Descending from a dive boat at Elphinstone Reef, in Egypt's "deep south", I can make out little except a vague blur in the depths of the ocean. Gradually, as I sink further, its outline becomes clearer, and I see a lozenge-shaped reef just below me. Set practically in the middle of nowhere, this seamount acts as a magnet for wildlife from miles around - much as a watering hole does in the savannah.
Circumnavigating the reef, I see that both its northern and southern extremities are carpeted in a dense growth of corals and sponges, with huge numbers of fish milling around it. The herbivores and planktivores (munching on zooplankton) attract the carnivores and omnivores, right the way up the food chain to barracuda, shark, jacks, tuna, trevally and other creatures of the open ocean. It's these big fellas we like to see. An oceanic white-tip shark seems to be in permanent residence, with seven other shark species commonly seen here.
The big fish might come for lunch but they also like to pop by for a session at a cleaning station, to have all their irritating parasites removed by smaller fish. A seamount like Elphinstone is a bit like a motorway service station on the ocean highway: eat, refuel, get your windscreen cleaned and off you go. So you neverknow who's going to pull in for a break next: it could be a passing manta ray, a cruising oceanic shark, or a hungry hammerhead.

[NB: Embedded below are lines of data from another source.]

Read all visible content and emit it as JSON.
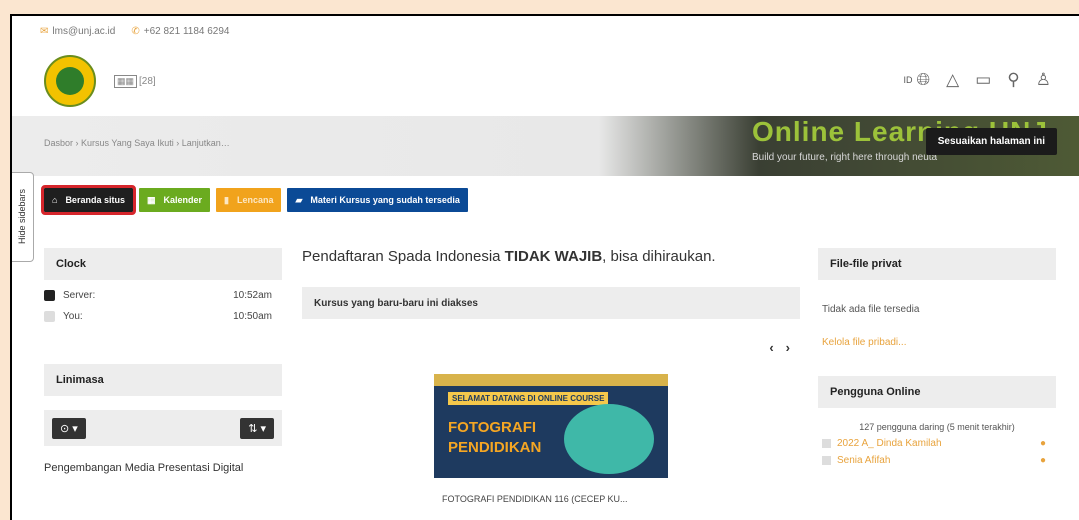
{
  "topbar": {
    "email": "lms@unj.ac.id",
    "phone": "+62 821 1184 6294"
  },
  "header": {
    "course_count": "[28]",
    "lang": "ID",
    "icons": [
      "globe-icon",
      "bell-icon",
      "message-icon",
      "search-icon",
      "user-icon"
    ]
  },
  "banner": {
    "breadcrumb": "Dasbor › Kursus Yang Saya Ikuti › Lanjutkan…",
    "title": "Online Learning UNJ",
    "subtitle": "Build your future, right here through neuta",
    "customize": "Sesuaikan halaman ini"
  },
  "sidebar_toggle": "Hide sidebars",
  "quicklinks": {
    "home": "Beranda situs",
    "calendar": "Kalender",
    "badges": "Lencana",
    "materials": "Materi Kursus yang sudah tersedia"
  },
  "clock": {
    "title": "Clock",
    "server_label": "Server:",
    "server_time": "10:52am",
    "you_label": "You:",
    "you_time": "10:50am"
  },
  "timeline": {
    "title": "Linimasa",
    "course": "Pengembangan Media Presentasi Digital"
  },
  "main": {
    "notice_prefix": "Pendaftaran Spada Indonesia ",
    "notice_bold": "TIDAK WAJIB",
    "notice_suffix": ", bisa dihiraukan.",
    "recent_title": "Kursus yang baru-baru ini diakses",
    "course_image": {
      "welcome": "SELAMAT DATANG DI ONLINE COURSE",
      "title_line1": "FOTOGRAFI",
      "title_line2": "PENDIDIKAN"
    },
    "course_name": "FOTOGRAFI PENDIDIKAN 116 (CECEP KU..."
  },
  "private_files": {
    "title": "File-file privat",
    "empty": "Tidak ada file tersedia",
    "manage": "Kelola file pribadi..."
  },
  "online_users": {
    "title": "Pengguna Online",
    "count": "127 pengguna daring (5 menit terakhir)",
    "users": [
      "2022 A_ Dinda Kamilah",
      "Senia Afifah"
    ]
  },
  "colors": {
    "home": "#1f1f1f",
    "calendar": "#6bab1f",
    "badges": "#f1a31c",
    "materials": "#0b4a96",
    "link": "#e8a33d",
    "highlight": "#d6262c"
  }
}
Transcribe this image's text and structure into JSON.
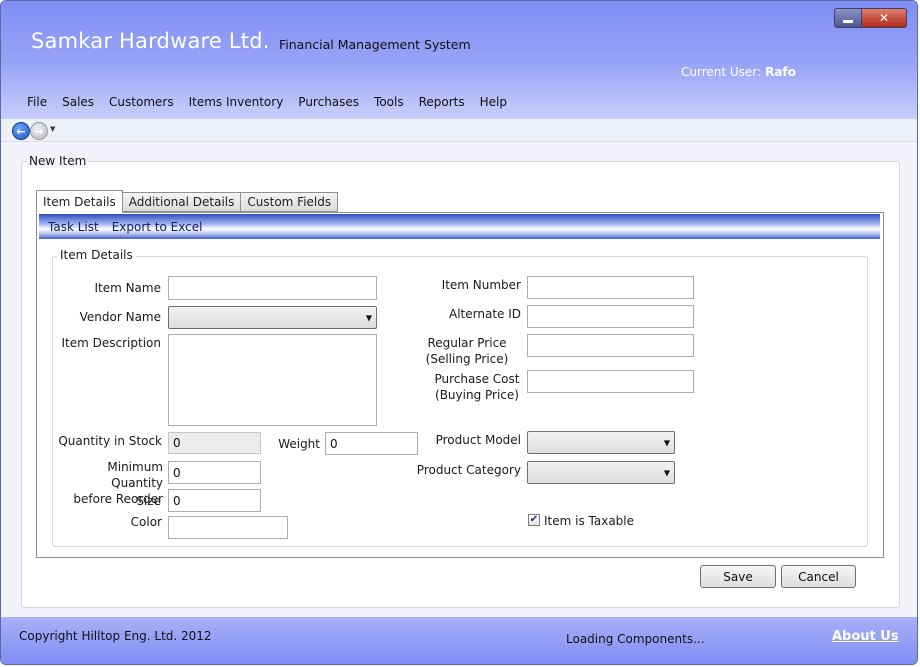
{
  "header": {
    "app_title": "Samkar Hardware Ltd.",
    "app_subtitle": "Financial Management System",
    "current_user_label": "Current User:",
    "current_user_name": "Rafo"
  },
  "window_controls": {
    "minimize": "minimize-icon",
    "close": "close-icon",
    "close_glyph": "✕"
  },
  "menu": [
    "File",
    "Sales",
    "Customers",
    "Items Inventory",
    "Purchases",
    "Tools",
    "Reports",
    "Help"
  ],
  "nav": {
    "back": "back-arrow-icon",
    "forward": "forward-arrow-icon",
    "dropdown": "chevron-down-icon"
  },
  "panel": {
    "legend": "New Item"
  },
  "tabs": [
    {
      "label": "Item Details",
      "active": true
    },
    {
      "label": "Additional Details",
      "active": false
    },
    {
      "label": "Custom Fields",
      "active": false
    }
  ],
  "toolbar": {
    "task_list": "Task List",
    "export": "Export to Excel"
  },
  "form": {
    "group_legend": "Item Details",
    "item_name": {
      "label": "Item Name",
      "value": ""
    },
    "vendor_name": {
      "label": "Vendor Name",
      "value": ""
    },
    "item_description": {
      "label": "Item Description",
      "value": ""
    },
    "quantity_in_stock": {
      "label": "Quantity in Stock",
      "value": "0"
    },
    "weight": {
      "label": "Weight",
      "value": "0"
    },
    "min_quantity": {
      "label_line1": "Minimum Quantity",
      "label_line2": "before Reorder",
      "value": "0"
    },
    "size": {
      "label": "Size",
      "value": "0"
    },
    "color": {
      "label": "Color",
      "value": ""
    },
    "item_number": {
      "label": "Item Number",
      "value": ""
    },
    "alternate_id": {
      "label": "Alternate ID",
      "value": ""
    },
    "regular_price": {
      "label_line1": "Regular Price",
      "label_line2": "(Selling Price)",
      "value": ""
    },
    "purchase_cost": {
      "label_line1": "Purchase Cost",
      "label_line2": "(Buying Price)",
      "value": ""
    },
    "product_model": {
      "label": "Product Model",
      "value": ""
    },
    "product_category": {
      "label": "Product Category",
      "value": ""
    },
    "taxable": {
      "label": "Item is Taxable",
      "checked": true,
      "glyph": "✔"
    }
  },
  "buttons": {
    "save": "Save",
    "cancel": "Cancel"
  },
  "footer": {
    "copyright": "Copyright Hilltop Eng. Ltd. 2012",
    "status": "Loading Components...",
    "about": "About Us"
  },
  "colors": {
    "header_accent": "#8a97f6",
    "footer_accent": "#8d98f5"
  }
}
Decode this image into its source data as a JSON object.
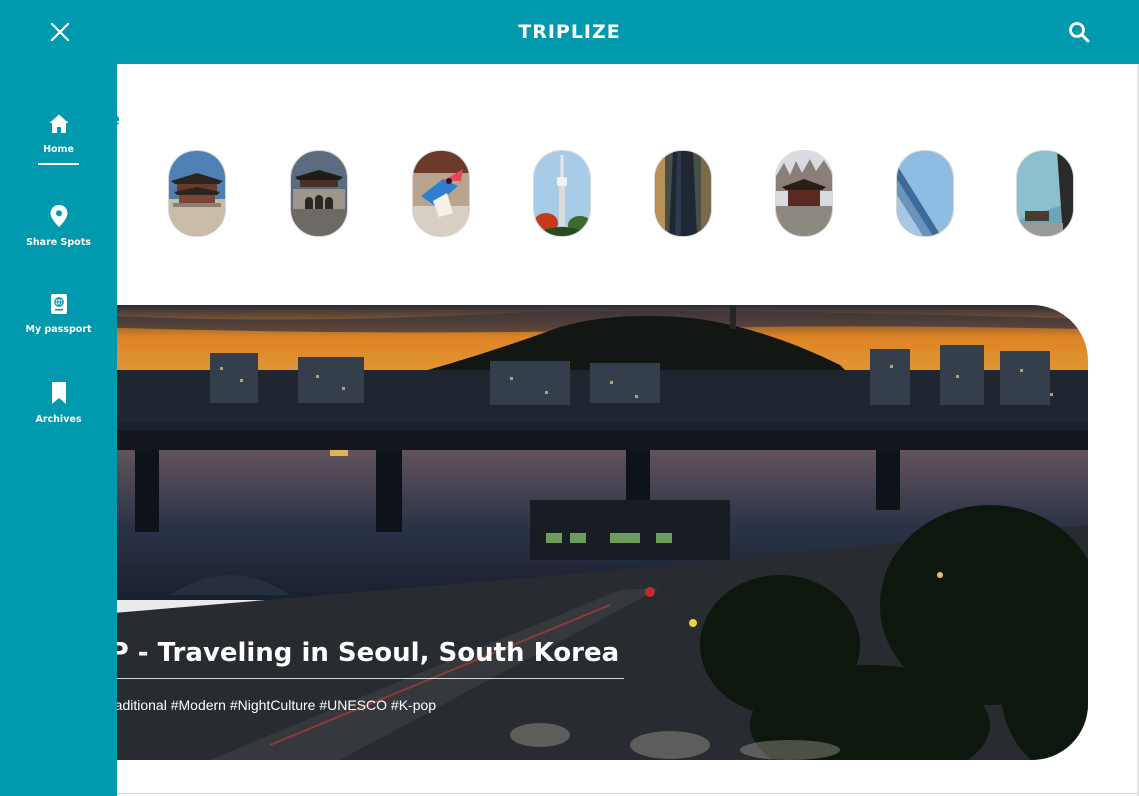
{
  "app": {
    "title": "TRIPLIZE"
  },
  "header": {
    "close_icon": "close-icon",
    "search_icon": "search-icon"
  },
  "sidebar": {
    "items": [
      {
        "label": "Home",
        "icon": "home-icon",
        "active": true
      },
      {
        "label": "Share Spots",
        "icon": "location-pin-icon",
        "active": false
      },
      {
        "label": "My passport",
        "icon": "passport-icon",
        "active": false
      },
      {
        "label": "Archives",
        "icon": "bookmark-icon",
        "active": false
      }
    ]
  },
  "main": {
    "section_title": "e",
    "thumbnails": [
      {
        "name": "gyeongbokgung-palace"
      },
      {
        "name": "gwanghwamun-gate"
      },
      {
        "name": "traditional-dance"
      },
      {
        "name": "n-seoul-tower"
      },
      {
        "name": "skyscraper-night"
      },
      {
        "name": "pavilion-winter"
      },
      {
        "name": "glass-tower"
      },
      {
        "name": "palace-glass-reflection"
      }
    ],
    "hero": {
      "title": "IP - Traveling in Seoul, South Korea",
      "tags": "raditional #Modern #NightCulture #UNESCO #K-pop"
    }
  },
  "colors": {
    "brand": "#0099AE",
    "text_on_brand": "#FFFFFF"
  }
}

"When they all come at once, it's a magical place to be," says our dive guide, Brit. "Even if they don't, it's a very beautiful reef - especially on the east side, where there are load of soft corals. Plus," she adds, "you've got the wall dropping off into the deep - it has that bottomless experience that many divers crave."
Elphinstone can be a busy reef because the live-aboard safari boats also bring groups here, but in general the deep south has far fewer divers to bump into. It makes a refreshing change from the popular northern dive sites, which get very busy indeed. This is one of the main attractions for Rob Bastesman, a dive instructor. He spent three months working in Marsa Alam last year before choosing to revisit it for this year's holiday - always a good recommendation. "There's so much to see, the corals are in much better condition than in other Red Sea resorts, and the dive sites are much less crowded," he said. "Some of the northern dive sites are like Piccadilly Circus, but you don't get any of that down there."
Marsa Alam is some 170 miles south of Hurghada on the western Red Sea shoreline of Egypt. When I first came here five years ago, the journey entailed a tedious four-hour minibus transfer from Hurghada. Then, in 2002, Marsa Alam gained a new airport; weekly charter flights with Excel Airways from Gatwick now operate year-round. The southern Red Sea has become accessible.